Which brings me back to the ‘people only visit Laško for one reason’ point made earlier. This town is synonymous with beer. It goes beyond that, actually. The word ‘Laško’ in Slovenia is more closely tied to the beer than the town, outside of this part of the country. That isn’t a knock on the town, because Laško itself is actually quite beautiful, especially on a deathly quiet Saturday afternoon.
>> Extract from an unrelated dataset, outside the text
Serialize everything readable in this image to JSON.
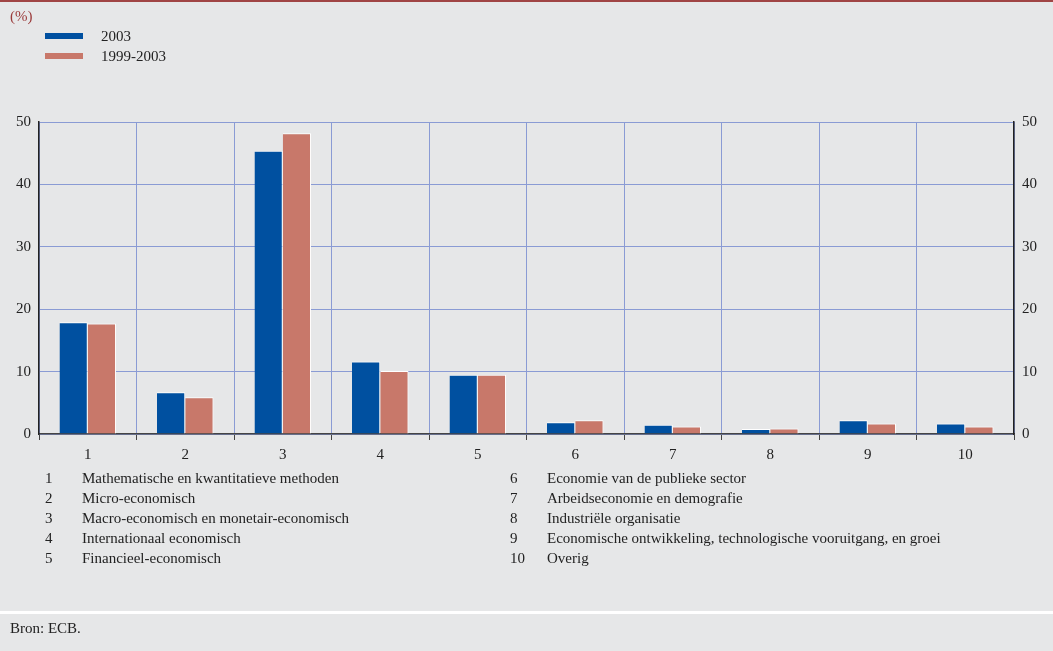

But still, beer. They have been brewing golden magic here since 1817 when bell-maker Ivan Steinmetz set up to make the most of the area’s noted healing waters. Fast forward less than a decade and gingerbread man Franz Geyer set up what became the Laško Brewery, Yugoslavia’s biggest brewery at the time of the country’s collapse. Geyer’s initial brewery was housed in the Hotel Savinja, but the humble walls of today’s bed and breakfast couldn’t keep the beer secret forever. By 1838, it was being enjoyed as far as way as Calcutta.
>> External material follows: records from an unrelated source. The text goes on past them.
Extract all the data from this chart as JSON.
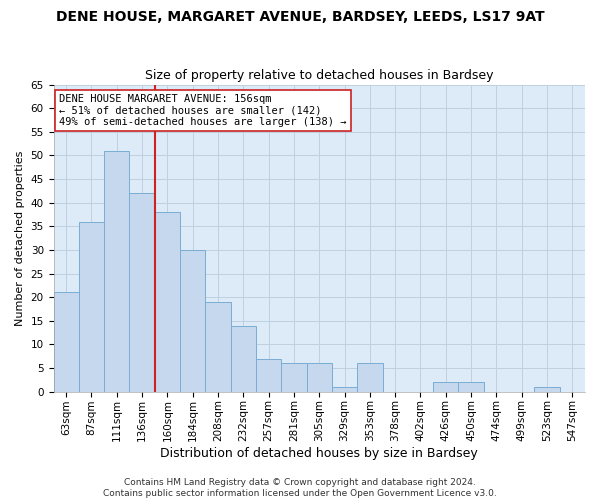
{
  "title": "DENE HOUSE, MARGARET AVENUE, BARDSEY, LEEDS, LS17 9AT",
  "subtitle": "Size of property relative to detached houses in Bardsey",
  "xlabel": "Distribution of detached houses by size in Bardsey",
  "ylabel": "Number of detached properties",
  "categories": [
    "63sqm",
    "87sqm",
    "111sqm",
    "136sqm",
    "160sqm",
    "184sqm",
    "208sqm",
    "232sqm",
    "257sqm",
    "281sqm",
    "305sqm",
    "329sqm",
    "353sqm",
    "378sqm",
    "402sqm",
    "426sqm",
    "450sqm",
    "474sqm",
    "499sqm",
    "523sqm",
    "547sqm"
  ],
  "values": [
    21,
    36,
    51,
    42,
    38,
    30,
    19,
    14,
    7,
    6,
    6,
    1,
    6,
    0,
    0,
    2,
    2,
    0,
    0,
    1,
    0
  ],
  "bar_color": "#c5d8ed",
  "bar_edge_color": "#7aadd4",
  "vline_x_index": 4,
  "vline_color": "#cc2222",
  "annotation_text": "DENE HOUSE MARGARET AVENUE: 156sqm\n← 51% of detached houses are smaller (142)\n49% of semi-detached houses are larger (138) →",
  "annotation_box_color": "#ffffff",
  "annotation_box_edge": "#cc2222",
  "ylim": [
    0,
    65
  ],
  "yticks": [
    0,
    5,
    10,
    15,
    20,
    25,
    30,
    35,
    40,
    45,
    50,
    55,
    60,
    65
  ],
  "grid_color": "#c0d0e0",
  "background_color": "#ddeaf7",
  "fig_background": "#ffffff",
  "footer": "Contains HM Land Registry data © Crown copyright and database right 2024.\nContains public sector information licensed under the Open Government Licence v3.0.",
  "title_fontsize": 10,
  "subtitle_fontsize": 9,
  "xlabel_fontsize": 9,
  "ylabel_fontsize": 8,
  "tick_fontsize": 7.5,
  "footer_fontsize": 6.5
}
Despite this initial success, the brewery went bankrupt in 1889. The future looked bleak for Laško and its beer, but that future didn’t reckon on the Slovenian god of beer turning up to save the day. Simon Kukec swooped in, purchased the brewery, and set in motion an ethos that saw Laško grow and grow.
I say that, but the brewery was eventually bought by Union (its main rival in the Slovenian market), shutting down in 1924. Not to worry, as a group of innkeepers clubbed together to start a new brewery in the town. It reopened in 1938, just in time for the damn Nazis to come in and take over, directly leading to its brewery being bombed during World War II. The brewery was actually razed to the ground by the Allies towards the end of the war, by bombs that were supposedly off target. That does make sense because no sober British person would dare bomb a brewery. Either way, it was all a struggle for the brewery, made worse by economic problems in the region in the middle of the 1950s.
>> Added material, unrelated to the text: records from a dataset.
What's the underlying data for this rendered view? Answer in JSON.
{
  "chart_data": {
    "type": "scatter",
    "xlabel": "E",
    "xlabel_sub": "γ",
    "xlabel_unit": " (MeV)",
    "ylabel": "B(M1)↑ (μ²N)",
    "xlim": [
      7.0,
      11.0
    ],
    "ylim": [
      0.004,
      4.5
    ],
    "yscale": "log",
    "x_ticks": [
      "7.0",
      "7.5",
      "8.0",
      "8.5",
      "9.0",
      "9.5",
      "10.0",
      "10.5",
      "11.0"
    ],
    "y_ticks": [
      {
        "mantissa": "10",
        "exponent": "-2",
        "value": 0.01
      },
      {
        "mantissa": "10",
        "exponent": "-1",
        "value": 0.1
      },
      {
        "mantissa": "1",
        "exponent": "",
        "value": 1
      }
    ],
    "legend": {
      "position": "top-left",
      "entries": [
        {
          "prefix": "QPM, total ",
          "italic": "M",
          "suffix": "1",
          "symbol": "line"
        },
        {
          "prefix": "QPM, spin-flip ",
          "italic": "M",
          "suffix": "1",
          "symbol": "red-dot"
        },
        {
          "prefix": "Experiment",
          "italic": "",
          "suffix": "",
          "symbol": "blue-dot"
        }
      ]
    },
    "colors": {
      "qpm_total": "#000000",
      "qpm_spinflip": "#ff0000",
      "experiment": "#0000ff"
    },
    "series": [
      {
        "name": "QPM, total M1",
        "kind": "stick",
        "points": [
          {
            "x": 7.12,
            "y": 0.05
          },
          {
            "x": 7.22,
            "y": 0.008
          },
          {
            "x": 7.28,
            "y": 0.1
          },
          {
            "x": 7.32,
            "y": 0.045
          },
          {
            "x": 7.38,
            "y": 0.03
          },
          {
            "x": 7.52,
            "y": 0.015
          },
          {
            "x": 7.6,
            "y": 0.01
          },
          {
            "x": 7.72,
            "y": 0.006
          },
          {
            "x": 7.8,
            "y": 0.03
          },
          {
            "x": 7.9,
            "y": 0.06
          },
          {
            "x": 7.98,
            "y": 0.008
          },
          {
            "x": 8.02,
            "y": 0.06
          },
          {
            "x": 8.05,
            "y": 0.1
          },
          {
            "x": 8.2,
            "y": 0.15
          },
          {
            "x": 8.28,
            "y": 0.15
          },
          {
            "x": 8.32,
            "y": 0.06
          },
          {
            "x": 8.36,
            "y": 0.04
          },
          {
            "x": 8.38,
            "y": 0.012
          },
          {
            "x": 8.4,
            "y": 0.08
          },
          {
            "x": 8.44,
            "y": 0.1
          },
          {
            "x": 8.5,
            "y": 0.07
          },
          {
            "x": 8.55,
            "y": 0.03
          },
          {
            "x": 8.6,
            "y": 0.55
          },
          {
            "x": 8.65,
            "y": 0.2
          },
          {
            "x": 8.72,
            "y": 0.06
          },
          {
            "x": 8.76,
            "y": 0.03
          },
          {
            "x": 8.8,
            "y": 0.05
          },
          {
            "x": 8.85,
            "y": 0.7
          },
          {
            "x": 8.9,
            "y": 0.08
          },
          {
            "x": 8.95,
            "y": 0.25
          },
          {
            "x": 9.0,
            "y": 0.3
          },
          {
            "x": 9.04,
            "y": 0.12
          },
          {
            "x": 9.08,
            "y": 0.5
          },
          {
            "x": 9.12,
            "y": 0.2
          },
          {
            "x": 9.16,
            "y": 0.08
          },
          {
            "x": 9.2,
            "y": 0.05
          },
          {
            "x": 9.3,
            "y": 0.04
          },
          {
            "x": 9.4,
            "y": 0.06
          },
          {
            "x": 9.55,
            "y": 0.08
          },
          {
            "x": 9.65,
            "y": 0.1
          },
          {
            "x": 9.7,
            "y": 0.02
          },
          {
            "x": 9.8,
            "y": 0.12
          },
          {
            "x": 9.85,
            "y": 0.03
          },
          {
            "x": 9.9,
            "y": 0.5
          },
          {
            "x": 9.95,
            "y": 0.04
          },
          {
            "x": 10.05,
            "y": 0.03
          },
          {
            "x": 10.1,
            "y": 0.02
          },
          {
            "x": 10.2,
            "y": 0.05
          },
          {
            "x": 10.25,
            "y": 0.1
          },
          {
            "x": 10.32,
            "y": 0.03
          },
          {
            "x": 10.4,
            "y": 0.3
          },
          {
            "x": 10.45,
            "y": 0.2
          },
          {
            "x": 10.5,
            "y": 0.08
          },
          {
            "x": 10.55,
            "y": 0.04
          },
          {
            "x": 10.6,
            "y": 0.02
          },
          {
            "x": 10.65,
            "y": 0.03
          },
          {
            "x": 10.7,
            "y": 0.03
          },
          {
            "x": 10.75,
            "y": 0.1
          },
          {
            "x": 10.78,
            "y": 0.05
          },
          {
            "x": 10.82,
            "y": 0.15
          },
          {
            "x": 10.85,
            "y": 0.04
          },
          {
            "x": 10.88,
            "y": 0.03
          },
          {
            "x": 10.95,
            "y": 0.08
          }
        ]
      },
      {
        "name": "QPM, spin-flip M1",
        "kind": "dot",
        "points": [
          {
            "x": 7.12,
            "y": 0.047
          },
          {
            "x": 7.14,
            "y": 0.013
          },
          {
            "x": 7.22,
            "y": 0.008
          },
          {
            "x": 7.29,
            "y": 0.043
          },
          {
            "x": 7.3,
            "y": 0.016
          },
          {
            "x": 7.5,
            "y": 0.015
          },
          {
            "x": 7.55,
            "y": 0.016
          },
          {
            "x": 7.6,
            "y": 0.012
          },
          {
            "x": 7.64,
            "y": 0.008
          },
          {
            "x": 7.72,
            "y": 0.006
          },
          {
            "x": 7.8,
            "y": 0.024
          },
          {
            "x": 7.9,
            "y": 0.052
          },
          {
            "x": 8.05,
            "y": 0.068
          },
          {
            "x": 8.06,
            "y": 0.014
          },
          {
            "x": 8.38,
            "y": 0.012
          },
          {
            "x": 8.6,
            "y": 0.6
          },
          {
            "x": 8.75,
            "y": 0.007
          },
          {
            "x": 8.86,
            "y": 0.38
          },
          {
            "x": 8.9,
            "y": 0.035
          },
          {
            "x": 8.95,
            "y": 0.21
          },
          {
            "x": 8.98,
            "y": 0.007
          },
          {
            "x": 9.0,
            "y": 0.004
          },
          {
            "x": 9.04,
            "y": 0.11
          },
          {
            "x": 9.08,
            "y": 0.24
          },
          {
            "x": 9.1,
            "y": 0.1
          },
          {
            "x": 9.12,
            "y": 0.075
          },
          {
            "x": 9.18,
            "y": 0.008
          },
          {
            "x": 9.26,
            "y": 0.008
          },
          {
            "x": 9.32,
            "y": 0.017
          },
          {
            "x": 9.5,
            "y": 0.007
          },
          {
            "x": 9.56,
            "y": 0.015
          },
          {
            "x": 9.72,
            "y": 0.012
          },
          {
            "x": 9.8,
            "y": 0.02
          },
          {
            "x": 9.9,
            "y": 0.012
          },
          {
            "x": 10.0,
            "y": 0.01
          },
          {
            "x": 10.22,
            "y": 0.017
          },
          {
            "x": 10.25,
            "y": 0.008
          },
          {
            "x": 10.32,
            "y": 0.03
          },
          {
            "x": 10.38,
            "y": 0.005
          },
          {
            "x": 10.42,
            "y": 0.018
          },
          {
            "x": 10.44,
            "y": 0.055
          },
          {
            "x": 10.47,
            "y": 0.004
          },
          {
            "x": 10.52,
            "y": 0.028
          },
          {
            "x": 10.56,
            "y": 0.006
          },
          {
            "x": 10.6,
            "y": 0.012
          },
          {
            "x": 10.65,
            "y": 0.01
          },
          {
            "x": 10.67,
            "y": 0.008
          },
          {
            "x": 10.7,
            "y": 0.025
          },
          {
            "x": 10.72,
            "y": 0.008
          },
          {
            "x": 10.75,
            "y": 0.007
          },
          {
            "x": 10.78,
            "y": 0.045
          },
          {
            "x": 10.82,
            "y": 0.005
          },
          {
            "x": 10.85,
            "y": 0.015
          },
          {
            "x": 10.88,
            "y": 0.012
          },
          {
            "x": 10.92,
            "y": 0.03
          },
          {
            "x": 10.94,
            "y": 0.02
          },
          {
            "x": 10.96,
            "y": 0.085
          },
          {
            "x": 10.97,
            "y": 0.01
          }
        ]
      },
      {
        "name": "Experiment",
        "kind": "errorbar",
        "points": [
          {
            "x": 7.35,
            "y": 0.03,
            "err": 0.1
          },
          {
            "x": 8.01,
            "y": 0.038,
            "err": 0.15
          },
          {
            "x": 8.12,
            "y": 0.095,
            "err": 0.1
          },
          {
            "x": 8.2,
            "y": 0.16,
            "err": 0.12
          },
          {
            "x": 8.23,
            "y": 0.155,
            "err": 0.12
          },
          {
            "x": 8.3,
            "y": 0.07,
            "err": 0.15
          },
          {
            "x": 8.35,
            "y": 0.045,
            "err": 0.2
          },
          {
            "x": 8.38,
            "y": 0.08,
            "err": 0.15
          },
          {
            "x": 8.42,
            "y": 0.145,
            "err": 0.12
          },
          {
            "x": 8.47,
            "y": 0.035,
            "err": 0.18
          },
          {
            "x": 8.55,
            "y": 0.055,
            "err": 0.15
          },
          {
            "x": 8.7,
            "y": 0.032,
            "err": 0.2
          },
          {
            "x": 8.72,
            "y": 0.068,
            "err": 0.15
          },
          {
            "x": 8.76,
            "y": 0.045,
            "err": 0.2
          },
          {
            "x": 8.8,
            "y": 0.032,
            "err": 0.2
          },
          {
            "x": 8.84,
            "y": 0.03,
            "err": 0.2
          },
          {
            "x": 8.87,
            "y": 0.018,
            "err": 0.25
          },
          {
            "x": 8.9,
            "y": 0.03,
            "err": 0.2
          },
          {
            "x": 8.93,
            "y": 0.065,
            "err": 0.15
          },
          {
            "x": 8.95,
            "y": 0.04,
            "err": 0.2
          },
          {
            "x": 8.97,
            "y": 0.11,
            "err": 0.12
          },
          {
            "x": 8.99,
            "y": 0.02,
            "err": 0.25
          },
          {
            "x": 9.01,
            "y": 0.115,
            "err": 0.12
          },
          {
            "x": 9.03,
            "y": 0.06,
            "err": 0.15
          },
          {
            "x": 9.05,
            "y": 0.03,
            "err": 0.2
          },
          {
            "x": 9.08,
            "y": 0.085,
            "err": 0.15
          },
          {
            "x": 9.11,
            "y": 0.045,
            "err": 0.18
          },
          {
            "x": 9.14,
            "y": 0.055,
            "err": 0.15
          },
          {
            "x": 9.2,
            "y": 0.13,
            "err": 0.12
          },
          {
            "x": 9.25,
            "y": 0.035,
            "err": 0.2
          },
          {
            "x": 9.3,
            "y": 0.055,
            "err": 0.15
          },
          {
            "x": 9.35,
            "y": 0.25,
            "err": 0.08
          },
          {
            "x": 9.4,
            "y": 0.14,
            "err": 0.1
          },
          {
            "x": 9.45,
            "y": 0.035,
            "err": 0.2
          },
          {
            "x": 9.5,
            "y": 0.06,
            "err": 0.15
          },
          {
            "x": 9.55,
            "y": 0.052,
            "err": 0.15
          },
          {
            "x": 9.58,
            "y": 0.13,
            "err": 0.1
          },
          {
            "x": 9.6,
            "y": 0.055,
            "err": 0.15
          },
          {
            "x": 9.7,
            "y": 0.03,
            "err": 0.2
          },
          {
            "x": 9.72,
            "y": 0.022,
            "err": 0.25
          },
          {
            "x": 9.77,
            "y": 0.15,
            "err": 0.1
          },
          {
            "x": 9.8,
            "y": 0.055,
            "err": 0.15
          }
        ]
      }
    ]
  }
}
With all that in mind, when were the good years for Laško? In short, the 1970s. Investment finally came in the ‘60s and the fruits of that labour paid off a decade later, although not with explosive expansion and bells and whistles. In that way, it was a typically Slovenian story, a success without sensation. Laško developed because it brewed better beer than its rivals. End of.
I didn’t learn this from the brewery itself, because everything in Laško was closed on a Saturday afternoon. I say ‘everything’, I obviously don’t mean everything, but my visit was reduced to a handful of pubs and a quite marvellous conversation with the conductor at the train station. He was adamant that Slovenia was the best country in the world, and I wasn’t about to disagree with him. He even eschewed the usual ‘Tom Jones’ or ‘Gareth Bale’ by using Ian Woosnam as the Welshman of preference. For that alone, I salute you.
It turns out that there is a lot of time-wasting involved in drinking Laško in Laško. I sat in a pub on the banks of the Savinja, ordered a large one, and sipped my way through a sunset and more, stopping only to consider the statue of Gambrinus before heading back to the train and back to the capital, where they may or may not have been more Laško waiting for me.